Imagine that Eve, Sarah, Rebecca, Rachel and Leah, Ruth and Naomi, and our other celebrated biblical women all sat down for a group therapy session. Perhaps they're all participating in Overlooked Women Anonymous, a group besot by a patriarchal culture and a sense that their stories haven't been fully told. The facilitator of this group would be Marsha Mirkin, Ph.D., a psychotherapist who, in her new slim volume, Women Who Danced by the Sea, turns to these biblical women to help her better understand the struggles of her modern-day, non-biblical patients, and vice versa.

As our foremothers sat in a circle, sharing their stories, they're likely to uncover more than just the surface stories familiar from Hebrew school. Eve, it turns out, is not just an apple-munching woman who'll do anything a snake—or her husband—tells her to; instead, she's a brave go-getter, faced with options, who takes a chance on a more fulfilling life. Rebecca, we learn, is not merely a conniving mother playing favorites when she convinces her son Jacob to steal his brother Esau's birthright. Instead she's a mother with a keen understanding of the nature of familial relationships, and a willingness to sacrifice her own happiness to set history in motion. The results of this monster therapy session are all detailed in Mirkin's book, which is a worthwhile but flawed contribution to contemporary women's midrash.

Mirkin, a resident scholar at Brandeis University Women's Studies Research Center, based the book on classes she has taught about psychology and the Bible. She divides her book into eight chapters, each one about a particular woman or group of women from the Bible. Interspersed throughout her retellings of the familiar stories are tales accumulated from Mirkin's 20 years of private practice in psychotherapy. She relates Rebecca's struggle over Jacob's birthright to the fights between a couple she once counseled about their own son's future.

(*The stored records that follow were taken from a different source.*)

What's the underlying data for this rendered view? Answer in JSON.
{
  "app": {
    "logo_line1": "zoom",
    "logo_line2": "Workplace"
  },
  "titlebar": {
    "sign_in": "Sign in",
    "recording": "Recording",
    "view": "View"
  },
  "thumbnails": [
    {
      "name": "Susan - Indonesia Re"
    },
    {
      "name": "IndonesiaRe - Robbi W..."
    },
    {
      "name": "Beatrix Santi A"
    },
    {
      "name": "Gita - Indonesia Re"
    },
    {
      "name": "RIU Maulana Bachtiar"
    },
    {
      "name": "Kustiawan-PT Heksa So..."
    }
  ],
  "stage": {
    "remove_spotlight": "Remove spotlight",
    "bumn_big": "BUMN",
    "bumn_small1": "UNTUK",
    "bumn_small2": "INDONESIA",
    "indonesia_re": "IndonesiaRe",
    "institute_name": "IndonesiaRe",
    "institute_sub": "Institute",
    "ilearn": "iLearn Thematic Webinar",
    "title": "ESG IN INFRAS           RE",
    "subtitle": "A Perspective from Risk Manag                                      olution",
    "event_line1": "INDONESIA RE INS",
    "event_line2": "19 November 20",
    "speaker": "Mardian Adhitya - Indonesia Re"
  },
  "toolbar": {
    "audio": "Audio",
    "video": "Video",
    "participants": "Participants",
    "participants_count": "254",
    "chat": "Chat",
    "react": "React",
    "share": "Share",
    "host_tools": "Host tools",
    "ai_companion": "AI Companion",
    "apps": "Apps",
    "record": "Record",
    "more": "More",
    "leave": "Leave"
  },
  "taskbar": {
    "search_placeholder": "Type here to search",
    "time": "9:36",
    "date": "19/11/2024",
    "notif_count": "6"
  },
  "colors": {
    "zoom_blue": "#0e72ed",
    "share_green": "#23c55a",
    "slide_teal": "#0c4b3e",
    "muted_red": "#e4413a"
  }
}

In the sibling rivalry between Leah and Rachel she finds lessons for the contemporary struggle of her patient Flora, who was jealous of her sister's achievements.

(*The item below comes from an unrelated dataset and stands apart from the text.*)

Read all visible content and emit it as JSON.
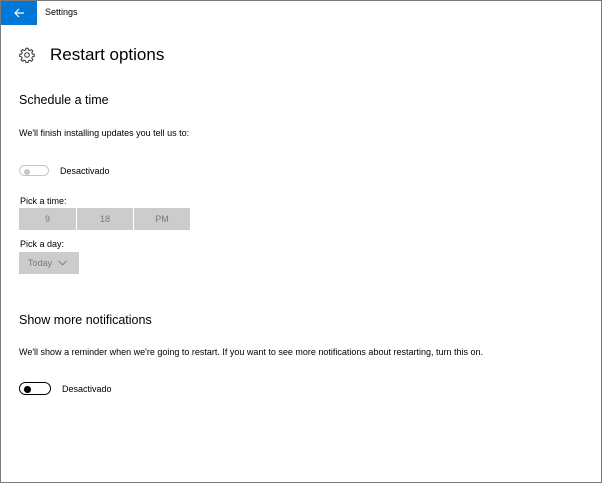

Mirkin's finest chapter is about Hannah, in which she simultaneously tells the story of her patient Liz. They are two women desperate to have children. Mirkin broadens Hannah's pain, explaining it is not just about wanting a baby: "Whenever we want something with all our heart and soul so that it becomes the singular purpose of our lives, it is so painfully difficult to share a physical or emotional space with the person who has achieved the object of our desire." Mirkin exhibits a unique psychological empathy for both her patients and our foremothers, an understanding we don't often find in interpretations of biblical characters' motivations. Readers understand Hannah's grieving over being childless, her feelings of being misunderstood and alone, thanks to Mirkin's obvious sympathy and concern.